The Oklahoma Corporation Commission must deliver more than 7,000 pages of paper documents to the state Supreme Court as it considers the lawsuit filed by three legislators challenging 2021 winter storm rate hikes and votes by Commissioner Todd Hiett.
This confrontation now becomes one of the most highstakes energy legal battles since the winter storm.
Oklahoma consumers are paying – and will continue to pay for years to come – charges from bonds sold to “securitize” the extraordinary expenses that Oklahoma utilities paid to keep lights on and heaters operating during the brutal storm.
The abnormal weather event left ratepayers facing exceedingly high utility costs when the natural gas spot market price jumped from around $3 per thousand cubic feet to a record high of more than $1,200 per thousand cubic feet.
Officials said Oklahoma Natural Gas Co., Oklahoma Gas & Electric Co., Public Service Co. of Oklahoma, and Summit Utilities paid $4.5 billion for natural gas and supplemental electricity procured during a two-week period in February 2021.
The lawmakers believe the votes authorizing those abnormal prices should not have been allowed.
In a recent ruling handed down by Chief Justice Dustin Rowe, the court denied the commission’s request to deliver the records electronically. The commission stated the case involved “in excess of 7,000 pages” and would result in a “minimum of 28 bound volumes” that would need to be delivered in approximately two file boxes.
The Supreme Court’s refusal to allow electronic delivery means delay, time, manpower, and additional cost.The case already carries multibillion-dollar implications, and now logistical complications add additional stress to the timeline.

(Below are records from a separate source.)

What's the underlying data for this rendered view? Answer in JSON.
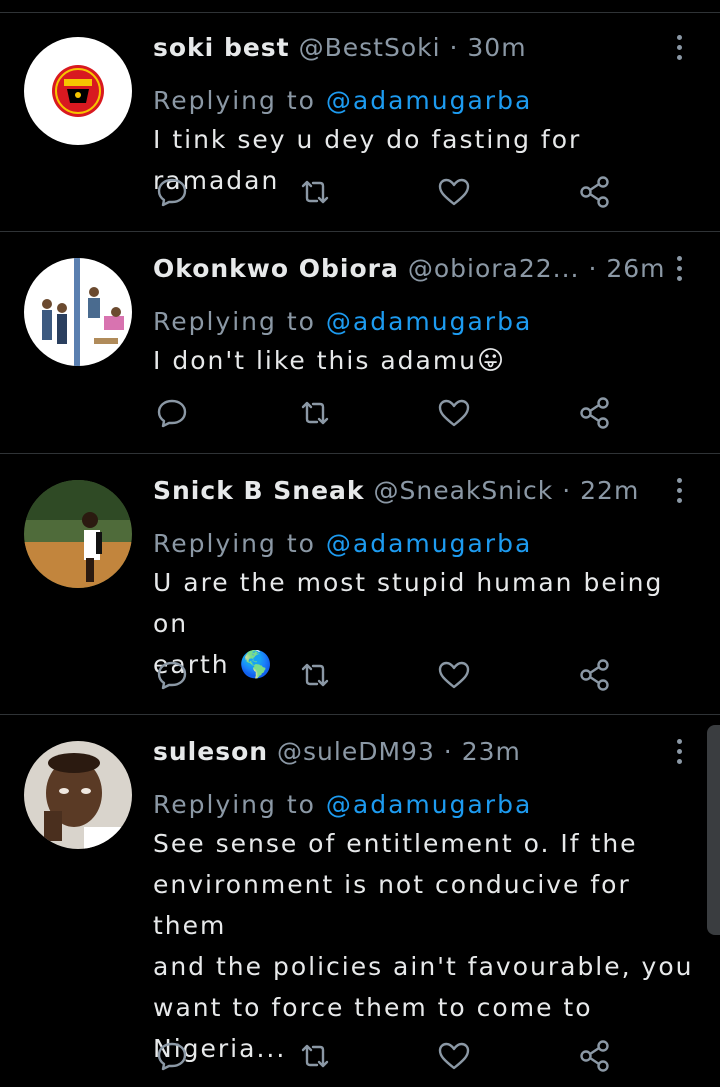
{
  "tweets": [
    {
      "name": "soki best",
      "handle": "@BestSoki",
      "dot": "·",
      "time": "30m",
      "reply_prefix": "Replying to",
      "reply_to": "@adamugarba",
      "lines": [
        "I tink sey u dey do fasting for ramadan"
      ],
      "emoji": "",
      "avatar": "manchester-united-crest"
    },
    {
      "name": "Okonkwo Obiora",
      "handle": "@obiora22...",
      "dot": "·",
      "time": "26m",
      "reply_prefix": "Replying to",
      "reply_to": "@adamugarba",
      "lines": [
        "I don't like this adamu"
      ],
      "emoji": "😛",
      "avatar": "cartoon-illustration"
    },
    {
      "name": "Snick B Sneak",
      "handle": "@SneakSnick",
      "dot": "·",
      "time": "22m",
      "reply_prefix": "Replying to",
      "reply_to": "@adamugarba",
      "lines": [
        "U are the most stupid human being on",
        "earth"
      ],
      "emoji": "🌎",
      "avatar": "person-photo"
    },
    {
      "name": "suleson",
      "handle": "@suleDM93",
      "dot": "·",
      "time": "23m",
      "reply_prefix": "Replying to",
      "reply_to": "@adamugarba",
      "lines": [
        "See sense of entitlement o. If the",
        "environment is not conducive for them",
        "and the policies ain't favourable, you",
        "want to force them to come to",
        "Nigeria..."
      ],
      "emoji": "",
      "avatar": "selfie-photo"
    }
  ],
  "icons": {
    "reply": "reply-icon",
    "retweet": "retweet-icon",
    "like": "like-icon",
    "share": "share-icon",
    "more": "more-icon"
  },
  "colors": {
    "background": "#000000",
    "text": "#e7e9ea",
    "muted": "#8b98a5",
    "mention": "#1d9bf0",
    "divider": "#2f3336"
  }
}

In its denial of the commission’s request, the court explained, “The Oklahoma Unified Case Management System has not been implemented in the appellate court, and the Oklahoma Corporation Commission is not part of the OUCMS system. The record shall be filed by conventional means.”
The demand for conventional delivery means the Corporation Commission must move forward under older procedural rules. This means the court sees this case not as ordinary litigation but as historic oversight of a regulatory structure that directly impacts almost every utility customer in the state.
State Reps. Tom Gann, R-Inola; Kevin West, R-Moore; and Rick West, R-Heavener, filed suit earlier in the year and argued that conflicts of interest should have prevented Commissioner Hiett from voting in support of winter storm rate hikes that totaled billions of dollars because of securitization bond costs that will continue for a generation. The commission’s decision stands as one of the most financially consequential regulatory votes in state history.
In an Oct. 29 filing, the legislators also objected to the commission’s Notice of Completion of the Record. “Same song: third verse!” they wrote in bold letters in their response.
They also complained they still do not have a copy of the Corporation Commission’s Record on Appeal even though the OCC twice certified that it was “complete” and “ready.” Gann told the court that he and his two colleagues are still waiting for a functional copy of the OG&E rate case Record on Appeal.
“These unlawful delays are likely costing utility customers millions of dollars in illegitimate charges on their utility bills every month. This Court should put an end to them once and for all.”
The Supreme Court now holds the leverage, the Corporation Commission holds the paperwork, and Oklahoma ratepayers hold the financial risk. The outcome of this single case could redefine how future storms, emergencies, price spikes and regulatory votes are handled moving forward.